Le distributeur Malavida, qui fait décidément un excellent boulot, comparable à celui de ED distribution dans la mise en valeur de films rares, viennent de sortir au cinéma (et donc sans doute prochainement en DVD, heureusement, car comme une nouille ma chronique est en retard et il n'est pas sûr que la chose soit encore à l'affiche quelque part en France) quatre des tous premiers court-métrages de Walt Disney, datant d'entre 1924 et 1926, sous le titre Alice Comedies. Une bonne idée de ressortir des cartons ces rarissimes autant que ravissants premiers bricolages du maître, à une époque où les moyens considérables des studios Disney actuels n'ont d'égal que leur manque d'idée. Malavida a fait un prodigieux travail de restauration, et a eu la bonne idée de sonoriser les intertitres et les sous-titres de ces films muets pour le jeune public. Bon, peut-être était-ce une moins bonne idée de les sonoriser avec une voix d'enfant, ce qui est rasoir pour un spectateur adulte (largement majoritaire aux deux séances ciné auxquelles j'ai assisté, faut-il noter), mais vu le travail accompli et la chance de voir ces films aujourd'hui, on passera l'éponge.

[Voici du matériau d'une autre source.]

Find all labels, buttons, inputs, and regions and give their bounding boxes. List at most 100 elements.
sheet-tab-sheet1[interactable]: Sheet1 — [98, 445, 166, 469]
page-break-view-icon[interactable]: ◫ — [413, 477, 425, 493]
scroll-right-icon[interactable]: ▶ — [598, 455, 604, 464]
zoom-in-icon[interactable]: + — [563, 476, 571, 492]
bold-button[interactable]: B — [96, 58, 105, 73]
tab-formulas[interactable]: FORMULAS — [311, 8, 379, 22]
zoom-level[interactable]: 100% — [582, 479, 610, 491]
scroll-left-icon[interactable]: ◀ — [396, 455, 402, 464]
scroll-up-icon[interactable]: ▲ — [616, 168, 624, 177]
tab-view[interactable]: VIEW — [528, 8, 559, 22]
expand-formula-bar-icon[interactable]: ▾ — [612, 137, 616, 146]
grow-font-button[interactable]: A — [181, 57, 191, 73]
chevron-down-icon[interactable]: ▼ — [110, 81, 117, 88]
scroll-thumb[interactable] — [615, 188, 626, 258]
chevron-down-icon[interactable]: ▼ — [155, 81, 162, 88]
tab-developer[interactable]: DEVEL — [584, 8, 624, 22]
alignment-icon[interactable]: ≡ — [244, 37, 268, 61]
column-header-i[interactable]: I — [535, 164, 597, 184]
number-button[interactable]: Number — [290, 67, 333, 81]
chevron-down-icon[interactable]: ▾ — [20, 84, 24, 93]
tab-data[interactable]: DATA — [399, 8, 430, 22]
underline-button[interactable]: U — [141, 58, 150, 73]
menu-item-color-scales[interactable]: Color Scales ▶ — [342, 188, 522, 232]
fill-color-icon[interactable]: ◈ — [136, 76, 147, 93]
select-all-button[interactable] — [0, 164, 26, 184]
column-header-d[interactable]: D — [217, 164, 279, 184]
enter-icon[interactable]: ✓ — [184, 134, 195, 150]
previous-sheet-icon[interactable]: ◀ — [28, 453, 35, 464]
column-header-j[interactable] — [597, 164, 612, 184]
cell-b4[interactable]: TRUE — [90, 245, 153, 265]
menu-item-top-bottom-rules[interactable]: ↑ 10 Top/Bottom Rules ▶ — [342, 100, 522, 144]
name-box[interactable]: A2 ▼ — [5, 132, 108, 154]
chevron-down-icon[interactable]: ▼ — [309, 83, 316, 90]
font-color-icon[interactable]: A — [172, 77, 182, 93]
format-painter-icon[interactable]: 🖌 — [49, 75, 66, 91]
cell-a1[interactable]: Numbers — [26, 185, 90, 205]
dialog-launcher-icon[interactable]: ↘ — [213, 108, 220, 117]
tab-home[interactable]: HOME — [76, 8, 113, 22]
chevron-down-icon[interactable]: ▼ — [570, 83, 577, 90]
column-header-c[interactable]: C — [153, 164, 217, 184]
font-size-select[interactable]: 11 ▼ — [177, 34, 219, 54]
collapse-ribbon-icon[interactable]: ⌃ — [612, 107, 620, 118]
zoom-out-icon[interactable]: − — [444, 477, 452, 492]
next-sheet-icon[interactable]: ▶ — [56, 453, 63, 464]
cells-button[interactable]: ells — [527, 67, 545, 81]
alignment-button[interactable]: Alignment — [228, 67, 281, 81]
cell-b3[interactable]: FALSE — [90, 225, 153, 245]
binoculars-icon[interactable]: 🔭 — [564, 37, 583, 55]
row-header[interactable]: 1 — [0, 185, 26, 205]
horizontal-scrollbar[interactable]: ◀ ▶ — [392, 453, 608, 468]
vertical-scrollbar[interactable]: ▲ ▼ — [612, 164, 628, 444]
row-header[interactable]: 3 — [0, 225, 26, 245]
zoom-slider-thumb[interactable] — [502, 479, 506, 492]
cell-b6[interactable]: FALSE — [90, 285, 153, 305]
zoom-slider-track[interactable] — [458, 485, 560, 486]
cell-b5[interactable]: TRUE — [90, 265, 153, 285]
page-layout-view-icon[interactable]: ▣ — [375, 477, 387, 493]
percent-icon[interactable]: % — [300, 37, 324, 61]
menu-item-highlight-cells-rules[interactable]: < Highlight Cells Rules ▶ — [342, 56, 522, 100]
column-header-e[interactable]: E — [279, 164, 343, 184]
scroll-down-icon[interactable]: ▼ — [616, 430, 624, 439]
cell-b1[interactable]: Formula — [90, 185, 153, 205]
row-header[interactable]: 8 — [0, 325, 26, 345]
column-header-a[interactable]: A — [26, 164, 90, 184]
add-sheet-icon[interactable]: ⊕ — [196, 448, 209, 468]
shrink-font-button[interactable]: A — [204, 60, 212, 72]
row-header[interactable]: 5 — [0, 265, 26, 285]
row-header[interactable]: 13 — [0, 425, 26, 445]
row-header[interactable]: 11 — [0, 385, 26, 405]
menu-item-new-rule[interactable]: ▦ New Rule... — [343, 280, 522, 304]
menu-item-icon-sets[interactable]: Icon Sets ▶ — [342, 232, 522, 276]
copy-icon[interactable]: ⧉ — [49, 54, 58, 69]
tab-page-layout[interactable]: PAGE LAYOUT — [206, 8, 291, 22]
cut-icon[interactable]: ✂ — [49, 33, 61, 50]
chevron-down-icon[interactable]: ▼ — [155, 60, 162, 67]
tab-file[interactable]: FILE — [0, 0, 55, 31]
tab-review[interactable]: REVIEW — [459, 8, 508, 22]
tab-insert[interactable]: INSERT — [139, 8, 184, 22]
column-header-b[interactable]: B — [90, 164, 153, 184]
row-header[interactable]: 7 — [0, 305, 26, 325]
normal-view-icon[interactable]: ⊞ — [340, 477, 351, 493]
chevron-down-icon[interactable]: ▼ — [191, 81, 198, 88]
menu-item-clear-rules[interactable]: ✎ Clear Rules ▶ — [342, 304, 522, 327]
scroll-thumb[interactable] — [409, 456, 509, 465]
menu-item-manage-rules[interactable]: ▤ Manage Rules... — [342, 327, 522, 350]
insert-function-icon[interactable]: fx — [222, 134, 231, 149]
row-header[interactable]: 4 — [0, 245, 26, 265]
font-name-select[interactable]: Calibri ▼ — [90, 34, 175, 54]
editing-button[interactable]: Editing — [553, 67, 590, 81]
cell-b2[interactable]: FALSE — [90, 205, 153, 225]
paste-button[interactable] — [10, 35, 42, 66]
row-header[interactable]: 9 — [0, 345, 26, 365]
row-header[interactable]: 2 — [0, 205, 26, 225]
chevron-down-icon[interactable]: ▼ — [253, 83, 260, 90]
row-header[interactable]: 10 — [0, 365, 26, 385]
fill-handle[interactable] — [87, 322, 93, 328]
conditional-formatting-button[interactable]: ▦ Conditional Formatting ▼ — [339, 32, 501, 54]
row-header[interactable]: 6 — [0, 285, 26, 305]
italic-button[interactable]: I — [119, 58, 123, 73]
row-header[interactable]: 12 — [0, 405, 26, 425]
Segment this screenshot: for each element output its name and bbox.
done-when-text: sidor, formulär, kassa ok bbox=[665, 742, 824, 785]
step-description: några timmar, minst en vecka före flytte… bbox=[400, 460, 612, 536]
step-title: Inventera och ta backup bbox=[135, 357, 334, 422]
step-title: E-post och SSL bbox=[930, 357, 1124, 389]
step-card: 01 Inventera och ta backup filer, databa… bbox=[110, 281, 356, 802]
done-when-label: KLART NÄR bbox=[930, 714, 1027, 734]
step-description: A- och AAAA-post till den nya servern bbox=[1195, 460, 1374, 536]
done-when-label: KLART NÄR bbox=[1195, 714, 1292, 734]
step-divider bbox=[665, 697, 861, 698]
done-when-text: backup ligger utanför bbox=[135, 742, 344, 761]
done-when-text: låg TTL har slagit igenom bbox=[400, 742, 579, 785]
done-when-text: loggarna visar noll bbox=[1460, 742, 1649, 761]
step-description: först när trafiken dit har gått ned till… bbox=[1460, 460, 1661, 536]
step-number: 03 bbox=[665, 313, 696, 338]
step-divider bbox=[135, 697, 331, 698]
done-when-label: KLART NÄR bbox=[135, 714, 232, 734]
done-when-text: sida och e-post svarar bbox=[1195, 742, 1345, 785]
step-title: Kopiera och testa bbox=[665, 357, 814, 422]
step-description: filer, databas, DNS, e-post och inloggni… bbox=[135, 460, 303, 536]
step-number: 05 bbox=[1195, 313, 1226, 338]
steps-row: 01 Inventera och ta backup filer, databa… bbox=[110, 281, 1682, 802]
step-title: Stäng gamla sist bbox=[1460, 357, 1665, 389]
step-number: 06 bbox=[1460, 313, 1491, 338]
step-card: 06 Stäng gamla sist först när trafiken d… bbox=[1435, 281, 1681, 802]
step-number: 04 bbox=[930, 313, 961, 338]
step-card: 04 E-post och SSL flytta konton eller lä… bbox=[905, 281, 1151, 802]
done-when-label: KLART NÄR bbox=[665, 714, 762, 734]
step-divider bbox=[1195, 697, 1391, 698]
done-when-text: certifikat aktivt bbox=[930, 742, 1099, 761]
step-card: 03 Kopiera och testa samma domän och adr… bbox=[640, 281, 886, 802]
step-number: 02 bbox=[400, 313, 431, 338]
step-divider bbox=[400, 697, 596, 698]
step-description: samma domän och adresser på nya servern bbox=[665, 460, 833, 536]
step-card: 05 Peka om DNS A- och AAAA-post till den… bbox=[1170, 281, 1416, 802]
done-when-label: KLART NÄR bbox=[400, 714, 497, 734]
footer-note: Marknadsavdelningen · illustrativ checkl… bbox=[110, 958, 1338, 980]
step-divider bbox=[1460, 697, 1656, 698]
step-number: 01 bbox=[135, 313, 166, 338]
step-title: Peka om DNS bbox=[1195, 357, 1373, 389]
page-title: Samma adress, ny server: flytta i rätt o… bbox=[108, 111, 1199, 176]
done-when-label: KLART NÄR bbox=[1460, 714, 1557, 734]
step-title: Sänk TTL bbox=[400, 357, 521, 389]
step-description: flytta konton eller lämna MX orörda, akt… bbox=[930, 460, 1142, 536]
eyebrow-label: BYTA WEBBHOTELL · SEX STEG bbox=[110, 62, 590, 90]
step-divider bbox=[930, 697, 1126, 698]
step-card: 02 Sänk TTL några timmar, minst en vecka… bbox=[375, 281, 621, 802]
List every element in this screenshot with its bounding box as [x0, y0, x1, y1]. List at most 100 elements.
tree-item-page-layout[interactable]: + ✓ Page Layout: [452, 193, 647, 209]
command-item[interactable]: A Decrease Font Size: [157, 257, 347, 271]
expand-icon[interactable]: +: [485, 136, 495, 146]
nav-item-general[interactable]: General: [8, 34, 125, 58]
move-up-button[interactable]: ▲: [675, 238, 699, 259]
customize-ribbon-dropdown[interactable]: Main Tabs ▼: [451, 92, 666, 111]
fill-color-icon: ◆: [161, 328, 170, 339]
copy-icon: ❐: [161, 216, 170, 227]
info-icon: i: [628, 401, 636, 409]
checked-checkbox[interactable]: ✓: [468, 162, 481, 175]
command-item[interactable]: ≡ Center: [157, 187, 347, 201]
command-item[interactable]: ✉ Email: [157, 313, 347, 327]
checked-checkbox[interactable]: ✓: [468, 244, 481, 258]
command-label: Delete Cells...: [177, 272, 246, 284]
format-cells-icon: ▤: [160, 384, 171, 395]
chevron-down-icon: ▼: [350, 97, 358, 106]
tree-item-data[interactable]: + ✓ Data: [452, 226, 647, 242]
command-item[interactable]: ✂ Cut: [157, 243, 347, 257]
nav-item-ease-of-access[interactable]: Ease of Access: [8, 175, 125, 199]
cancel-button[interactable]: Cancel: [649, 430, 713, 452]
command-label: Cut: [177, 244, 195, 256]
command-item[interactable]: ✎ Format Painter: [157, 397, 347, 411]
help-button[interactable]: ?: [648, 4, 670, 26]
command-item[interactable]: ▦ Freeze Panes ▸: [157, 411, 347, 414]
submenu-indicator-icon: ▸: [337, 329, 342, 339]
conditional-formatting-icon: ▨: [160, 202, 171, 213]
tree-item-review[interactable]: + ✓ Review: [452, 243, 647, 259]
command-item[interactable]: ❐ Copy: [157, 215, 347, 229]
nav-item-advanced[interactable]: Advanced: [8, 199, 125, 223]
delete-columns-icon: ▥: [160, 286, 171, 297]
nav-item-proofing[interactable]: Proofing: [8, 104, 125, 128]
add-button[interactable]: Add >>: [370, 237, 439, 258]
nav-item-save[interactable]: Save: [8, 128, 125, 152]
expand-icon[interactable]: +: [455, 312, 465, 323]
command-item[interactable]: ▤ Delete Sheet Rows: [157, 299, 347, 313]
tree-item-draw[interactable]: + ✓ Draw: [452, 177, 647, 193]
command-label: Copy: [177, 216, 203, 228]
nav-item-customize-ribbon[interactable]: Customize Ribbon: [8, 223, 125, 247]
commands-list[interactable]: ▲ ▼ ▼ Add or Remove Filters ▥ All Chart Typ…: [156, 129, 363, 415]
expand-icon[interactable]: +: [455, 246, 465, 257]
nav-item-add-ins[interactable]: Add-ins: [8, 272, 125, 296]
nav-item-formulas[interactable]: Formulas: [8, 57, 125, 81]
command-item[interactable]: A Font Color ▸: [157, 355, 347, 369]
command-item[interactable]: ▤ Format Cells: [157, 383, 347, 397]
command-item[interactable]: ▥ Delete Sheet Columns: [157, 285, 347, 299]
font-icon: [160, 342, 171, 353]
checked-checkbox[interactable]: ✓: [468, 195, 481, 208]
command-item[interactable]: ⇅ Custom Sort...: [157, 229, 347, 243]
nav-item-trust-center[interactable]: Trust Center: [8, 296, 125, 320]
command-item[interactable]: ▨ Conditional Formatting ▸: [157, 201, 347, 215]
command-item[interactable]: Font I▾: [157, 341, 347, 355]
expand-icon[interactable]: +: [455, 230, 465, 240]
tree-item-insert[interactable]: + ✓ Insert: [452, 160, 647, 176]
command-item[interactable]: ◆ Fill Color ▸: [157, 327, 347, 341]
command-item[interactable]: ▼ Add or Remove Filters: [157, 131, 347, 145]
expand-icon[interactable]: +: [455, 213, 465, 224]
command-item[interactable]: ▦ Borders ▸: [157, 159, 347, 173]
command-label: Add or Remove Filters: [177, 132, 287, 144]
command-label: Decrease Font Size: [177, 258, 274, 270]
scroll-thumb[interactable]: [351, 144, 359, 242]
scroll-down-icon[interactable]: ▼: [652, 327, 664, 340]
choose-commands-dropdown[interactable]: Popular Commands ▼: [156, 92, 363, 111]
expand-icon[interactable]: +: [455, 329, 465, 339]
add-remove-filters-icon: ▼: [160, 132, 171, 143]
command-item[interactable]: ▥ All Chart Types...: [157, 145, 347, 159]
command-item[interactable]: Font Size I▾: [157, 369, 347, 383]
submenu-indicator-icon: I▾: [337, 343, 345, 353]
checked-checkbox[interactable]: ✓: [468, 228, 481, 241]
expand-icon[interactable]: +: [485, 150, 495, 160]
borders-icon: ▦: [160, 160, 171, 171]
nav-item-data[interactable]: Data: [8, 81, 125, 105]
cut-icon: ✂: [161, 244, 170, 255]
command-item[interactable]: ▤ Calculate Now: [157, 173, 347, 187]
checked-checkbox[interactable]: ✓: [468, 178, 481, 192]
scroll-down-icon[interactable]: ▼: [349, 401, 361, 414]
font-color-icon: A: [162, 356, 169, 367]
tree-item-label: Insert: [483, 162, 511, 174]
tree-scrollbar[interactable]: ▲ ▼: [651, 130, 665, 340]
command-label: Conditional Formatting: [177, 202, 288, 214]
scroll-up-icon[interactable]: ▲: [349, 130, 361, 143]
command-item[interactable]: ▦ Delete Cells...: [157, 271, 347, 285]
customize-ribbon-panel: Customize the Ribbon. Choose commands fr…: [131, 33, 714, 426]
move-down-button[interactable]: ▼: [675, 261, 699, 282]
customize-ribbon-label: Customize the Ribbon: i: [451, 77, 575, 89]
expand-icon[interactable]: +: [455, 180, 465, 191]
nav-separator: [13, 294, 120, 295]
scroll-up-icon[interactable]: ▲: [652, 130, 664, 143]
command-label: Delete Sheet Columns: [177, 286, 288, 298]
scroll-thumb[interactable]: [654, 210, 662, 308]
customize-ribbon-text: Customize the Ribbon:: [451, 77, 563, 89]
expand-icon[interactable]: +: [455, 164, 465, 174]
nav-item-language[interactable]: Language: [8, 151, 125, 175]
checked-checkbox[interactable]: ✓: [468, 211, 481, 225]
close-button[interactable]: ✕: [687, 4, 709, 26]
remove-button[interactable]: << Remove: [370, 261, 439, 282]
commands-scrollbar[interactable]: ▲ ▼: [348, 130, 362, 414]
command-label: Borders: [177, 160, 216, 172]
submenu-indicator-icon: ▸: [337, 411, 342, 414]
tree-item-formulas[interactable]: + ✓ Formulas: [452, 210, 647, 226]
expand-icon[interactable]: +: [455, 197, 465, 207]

Les Alice Comedies, ce sont donc les aventures d'Alice, non pas l'Alice de Lewis Caroll que mettra ultérieurement en scène le grand Walt, mais une petite fille qui n'a rien à voir, jouée par une jeune actrice en chair et en os (Virginie Davis dans trois des courts-métrages, Margie Gay dans Alice chef des pompiers, plus tardif), et qui vit des aventures fantastiques (le plus souvent justifiée par le récit d'enfant ou le rêve, ce qui est joliment désuet) dans un univers mêlant prise de vue réelle et animation, ce que je ne pensais même pas possible dans les années 20. Un exploit technique certes, mais qui ne cherche pas à en mettre plein la vue comme nos blockbusters (dont ceux des studios Disney actuel), les moyens de l'époque ne le permettant pas (quand Alice se débat dans les tentacules d'une pieuvre dans Une journée à la mer, on n'y croit pas une seconde, mais on s'en fiche, l'imagination fait le reste), et le grand Walt n'en oublie que moins de raconter des histoires, avec toutes les qualités des grands cartoonistes de l'époque : imagination, poésie, humour.
Mais les Alice Comedies ne dont pas seulement intéressantes en tant que divertissement, même si celui-ci est excellent. Il est aussi un témoignage très éloigné des clichés sur l'esprit de Walt Disney. Quand bien même les films du maître, et même la plupart des films d'animation des studios en général, sont pour moi un souvenir d'enfance lointain, les discussions que j'ai pu avoir là-dessus m'ont convaincu depuis longtemps que l'oeuvre de Walt n'était pas l'archétype de la mièvrerie pour laquelle on voulait la faire passer. Mais ce qui m'a davantage surpris récemment, à la faveur d'une discussion sur les réseaux sociaux, c'est d'apprendre que Walt Disney était plus novateurs qu'on ne le pense sur les questions de genre. Je vois ce que cela voulait dire après visionnage des Alice Comedies : Alice est une petite fille émancipée avant l'heure. Dans le Pestacle du Far West, elle donne une raclée à des garçons de trois fois son poids pour les forcer à aimer ses histoires, où elle se donne déjà le beau rôle d'une sorte de Calamity Jane. Dans La Maison hantée, elle est la seule à accepter de rechercher une balle de baseball dans la maison du titre, quand tous les garçons ont la frousse. Bref, on est loin des princesse Disney, et cela ne rend que plus intéressant ces premiers court-métrages.